Horizon asked the GDATF for an opportunity to host a focus group during GDATF's 2018 Patient and Family Conference. After consultation with the GDATF Board of Directors, the GDATF agreed to move forward. (The Board recommended that the focus group opportunity be made available to other potential sponsors in the pharmaceutical space, but the other organizations either declined or did not respond.) The focus group drew about 12 conference attendees. Several of those focus group participants expressed interest in having further discussions with Horizon, and in response, Horizon launched a TED council made up of Horizon employees and about 20 people who were either currently or previously experiencing TED. The council convened every two months and talked about the TED treatment experience, such as what it is like to have infusions, and what works and doesn’t work in terms of education and information. Using CTTI's PGE recommendations as a guide, the council consciously and proactively thought through the patient experience. From Horizon's perspective, this was key in helping to ensure that engagement and educational efforts with the TED community were conducted with the first-hand perspective of people living with TED.  "They were very open and receptive to our input," said GDATF's founder, who participated in the TED council to provide her own experience with TED. "For example, in one meeting the study team was developing a slide on how TED patients could tape their eyes shut at night, and I told them that most TED patients tape their eyes differently. Horizon was so eager to hear more. They updated their educational materials based on this feedback, which made our patient experience feel valued."
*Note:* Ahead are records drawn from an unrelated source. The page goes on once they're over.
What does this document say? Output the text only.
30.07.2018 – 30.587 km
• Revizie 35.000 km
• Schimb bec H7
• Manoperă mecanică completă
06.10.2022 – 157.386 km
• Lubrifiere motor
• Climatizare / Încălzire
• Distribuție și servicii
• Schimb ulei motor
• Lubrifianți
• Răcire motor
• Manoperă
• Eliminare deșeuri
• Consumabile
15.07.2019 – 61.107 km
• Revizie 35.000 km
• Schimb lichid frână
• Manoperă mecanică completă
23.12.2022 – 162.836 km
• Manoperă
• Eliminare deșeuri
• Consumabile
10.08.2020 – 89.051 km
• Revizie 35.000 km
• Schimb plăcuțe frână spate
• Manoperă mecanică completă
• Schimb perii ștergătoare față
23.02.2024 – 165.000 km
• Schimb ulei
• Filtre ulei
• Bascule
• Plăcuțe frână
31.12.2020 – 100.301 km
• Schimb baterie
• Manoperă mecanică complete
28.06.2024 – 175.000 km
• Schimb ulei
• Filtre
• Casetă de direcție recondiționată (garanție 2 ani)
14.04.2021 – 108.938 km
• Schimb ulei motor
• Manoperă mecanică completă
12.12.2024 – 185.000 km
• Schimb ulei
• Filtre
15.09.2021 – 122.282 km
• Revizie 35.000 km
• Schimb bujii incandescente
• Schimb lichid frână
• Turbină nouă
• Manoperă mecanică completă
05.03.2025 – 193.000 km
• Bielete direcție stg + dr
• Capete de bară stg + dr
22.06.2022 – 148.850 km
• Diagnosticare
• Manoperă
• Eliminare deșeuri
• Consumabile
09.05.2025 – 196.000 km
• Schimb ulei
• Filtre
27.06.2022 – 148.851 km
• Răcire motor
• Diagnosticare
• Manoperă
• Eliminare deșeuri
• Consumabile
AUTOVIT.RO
The patient community was able to provide input for Horizon on the experience of living with TED, which helped shape the company's efforts to raise awareness of the Phase 3 clinical trial. In addition, GDATF informed its community members of the clinical trial information available on clinicaltrials.gov. The original phase 2 study for TEPEZZA took several years to complete. Horizon was aiming to get the phase 3 confirmatory study enrolled in one year. However, Horizon was able to achieve enrollment in just nine months. What's more, over 90 percent of patients enrolled in the study stayed through completion -- the dropout rate was incredibly low, and results for the study were highly positive. The FDA approved TEPEZZA in January 2020 as the first treatment for TED following full advisory committee support in December 2019. In addition to giving the biologic Fast Track and Breakthrough Therapy Designation, the FDA granted TEPEZZA's application priority review with completion in 4.5 months instead of six. TEPEZZA also received Orphan Drug designation, which provides incentives, like research grants or tax credits, to assist and encourage the development of drugs for rare diseases or conditions.
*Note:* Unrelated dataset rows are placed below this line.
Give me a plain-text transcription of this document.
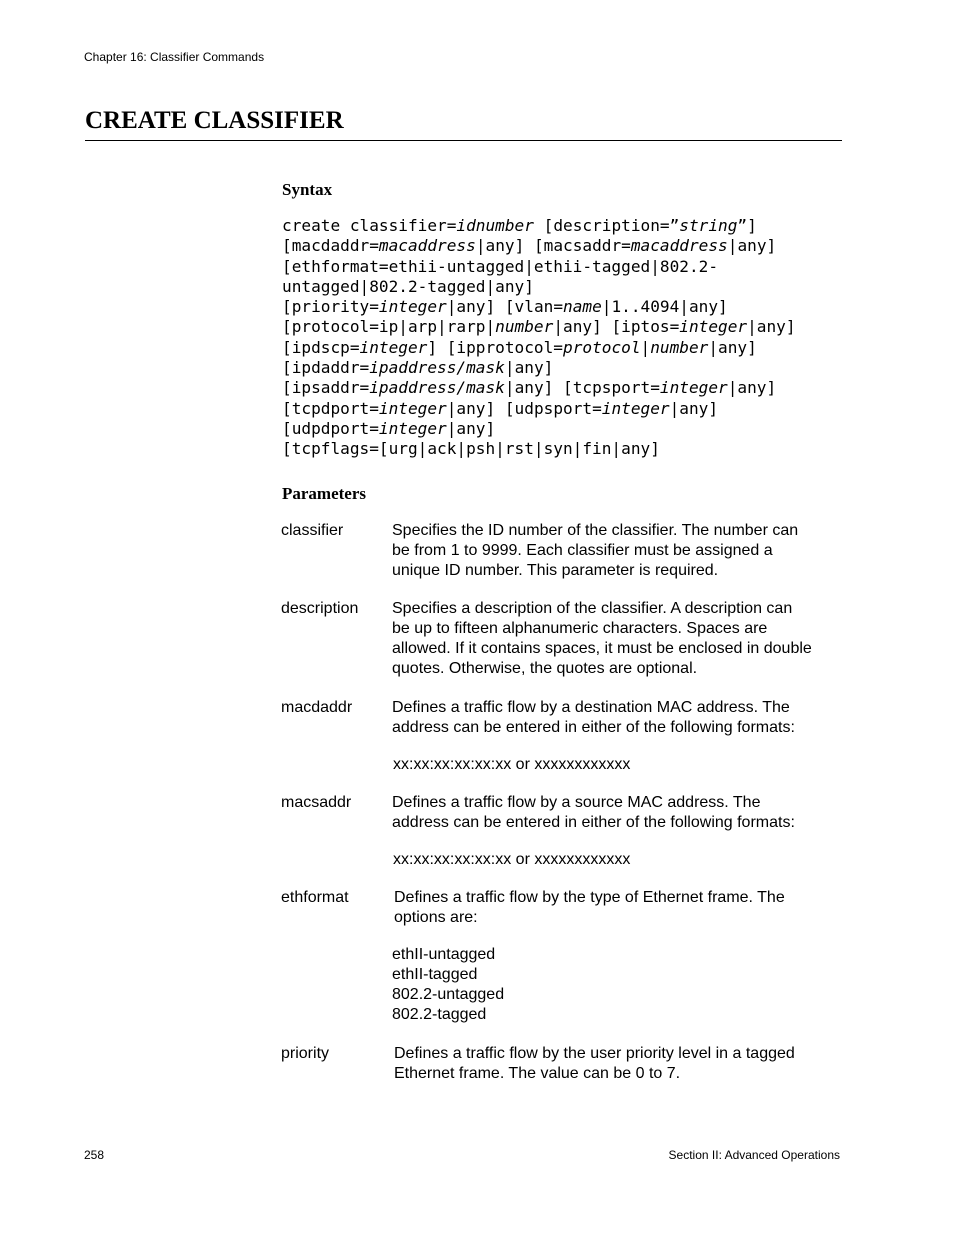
Chapter 16: Classifier Commands
CREATE CLASSIFIER
Syntax
create classifier=idnumber [description=”string”]
[macdaddr=macaddress|any] [macsaddr=macaddress|any]
[ethformat=ethii-untagged|ethii-tagged|802.2-
untagged|802.2-tagged|any]
[priority=integer|any] [vlan=name|1..4094|any]
[protocol=ip|arp|rarp|number|any] [iptos=integer|any]
[ipdscp=integer] [ipprotocol=protocol|number|any]
[ipdaddr=ipaddress/mask|any]
[ipsaddr=ipaddress/mask|any] [tcpsport=integer|any]
[tcpdport=integer|any] [udpsport=integer|any]
[udpdport=integer|any]
[tcpflags=[urg|ack|psh|rst|syn|fin|any]
Parameters
classifier	Specifies the ID number of the classifier. The number can
be from 1 to 9999. Each classifier must be assigned a
unique ID number. This parameter is required.
description Specifies a description of the classifier. A description can
be up to fifteen alphanumeric characters. Spaces are
allowed. If it contains spaces, it must be enclosed in double
quotes. Otherwise, the quotes are optional.
macdaddr Defines a traffic flow by a destination MAC address. The
address can be entered in either of the following formats:
xx:xx:xx:xx:xx:xx or xxxxxxxxxxxx
macsaddr	Defines a traffic flow by a source MAC address. The
address can be entered in either of the following formats:
xx:xx:xx:xx:xx:xx or xxxxxxxxxxxx
ethformat	Defines a traffic flow by the type of Ethernet frame. The
options are:
ethII-untagged
ethII-tagged
802.2-untagged
802.2-tagged
priority	Defines a traffic flow by the user priority level in a tagged
Ethernet frame. The value can be 0 to 7.
258	Section II: Advanced Operations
Horizon approaches all its rare disease research with the understanding that patient input is key, and the patient could be any one of us. Their chief medical officer calls it "uniting a village of voices" across the research spectrum (including academia, regulators, patients, and contract research organizations). Horizon seeks to engage its disease communities throughout the lifecycle of its medicines, from development to commercialization. The company notes that its patient relationships are not transactional, one-and-done study collaborations. For example, when an FDA Advisory Committee meeting took place in December 2019, members of the TED council gave testimony on the patient experience with TED. "There are so many benefits to including patient input in the development cycle," said GDATF’s founder. "This was a unique advocacy opportunity, and we are so happy that our TED community now has a non-surgical option to consider."